"Cancer Immunotherapy by Targeting A2 Adenosine Receptor"

“针对 A2 腺苷受体的癌症免疫疗法”

• 批准号: 7100600
• 负责人: Michail Sitkovsky
• 金额: $ 22.29万
• 依托单位: NORTHEASTERN UNIVERSITY
• 依托单位国家: 美国
• 财政年份: 2006
• 资助国家: 美国
• 起止时间: 2006-05-26 至 2011-04-30
• 项目状态: 已结题
• 来源: https://reporter.nih.gov/project-details/7100600
• 关键词: neoplasm /cancer; neoplasm /cancer immunotherapy; purinergic receptor

DESCRIPTION (provided by applicant): It is believed that cancer immunotherapy applications are limited because anti-tumor T cells are inhibited in the immunosuppressive microenvironment of solid tumors. The overall goal of this proposal is to render cancer immunotherapies more effective by inactivating mechanisms that inhibit anti-tumor T cells near or within tumors. The central hypothesis of this proposal is that genetic deletion or pharmacological inactivation of immunosuppressive, Gs protein coupled A2 adenosine receptor subtypes A2A and A2B (A2AR and A2BR, respectively) should prevent the inhibition of anti-tumor T cells and thus facilitate their complete rejection. This hypothesis was prompted by our earlier findings that A2AR and A2BR play a critical role in the protection of normal tissues (e.g., liver and lung) from overactive immune cells in acutely inflamed and hypoxic areas. Our preliminary results confirmed this hypothesis by demonstrating the complete or much improved rejection of large tumors in approximately -60% mice with genetically inactivated A2AR. Our data strongly suggest that both A2AR and A2BR should be inactivated in order to eliminate tumor protection in 100% of mice. Here we propose to take advantage of this new understanding to accomplish the complete rejection of tumors by making anti-tumor T cells resistant to inhibition by tumor-produced adenosine. This will be done via genetic deletion of both A2AR and A2BR in mice, or by treatments of tumor-bearing mice with novel antagonists selective for both A2AR and A2BR or by negative selection of "inhibitable" anti-tumor T cells during expansion in vitro. Unique types of mice-deficient in A2AR or A2BR or both---will be used to test this novel and feasible strategy to improve the immunotherapy of cancer.

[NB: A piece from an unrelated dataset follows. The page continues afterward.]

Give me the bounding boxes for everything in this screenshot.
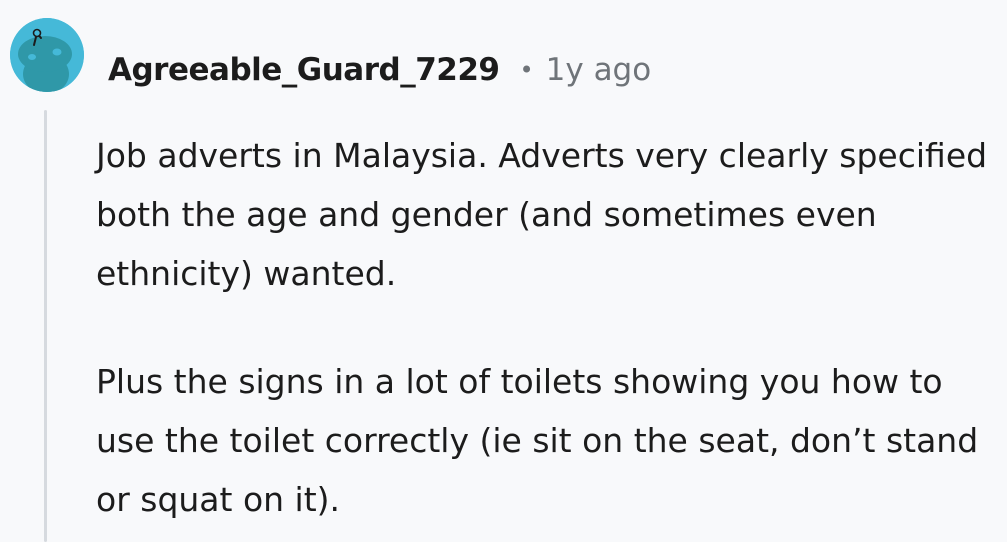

描述（由申请人提供）：据信，癌症免疫治疗应用是有限的，因为抗肿瘤T细胞在实体瘤的免疫抑制微环境中受到抑制。该提案的总体目标是通过灭活抑制肿瘤附近或肿瘤内的抗肿瘤T细胞的机制来使癌症免疫疗法更有效。该提议的中心假设是免疫抑制性Gs蛋白偶联A2腺苷受体亚型A2 A和A2 B（分别为A2 AR和A2 BR）的遗传缺失或药理学失活应防止抗肿瘤T细胞的抑制，从而促进其完全排斥。这一假设是由我们早期的发现所提示的，即A2 AR和A2 BR在保护正常组织（例如，肝脏和肺）从急性发炎和缺氧区域的过度活跃的免疫细胞中。我们的初步结果证实了这一假设，表明完全或大大改善了大肿瘤的排斥反应， ~ 60%的小鼠具有遗传失活的A2 AR。我们的数据强烈表明，A2 AR和A2 BR都应该被灭活，以消除100%小鼠的肿瘤保护作用。在这里，我们建议利用这一新的理解，通过使抗肿瘤T细胞对肿瘤产生的腺苷的抑制具有抗性来实现对肿瘤的完全排斥。这将通过在小鼠中遗传缺失A2 AR和A2 BR，或通过用对A2 AR和A2 BR两者具有选择性的新型拮抗剂治疗荷瘤小鼠，或通过在体外扩增期间阴性选择“可增殖的”抗肿瘤T细胞来完成。A2 AR或A2 BR或两者都缺乏的独特类型的小鼠将用于测试这种新颖可行的策略，以改善癌症的免疫治疗。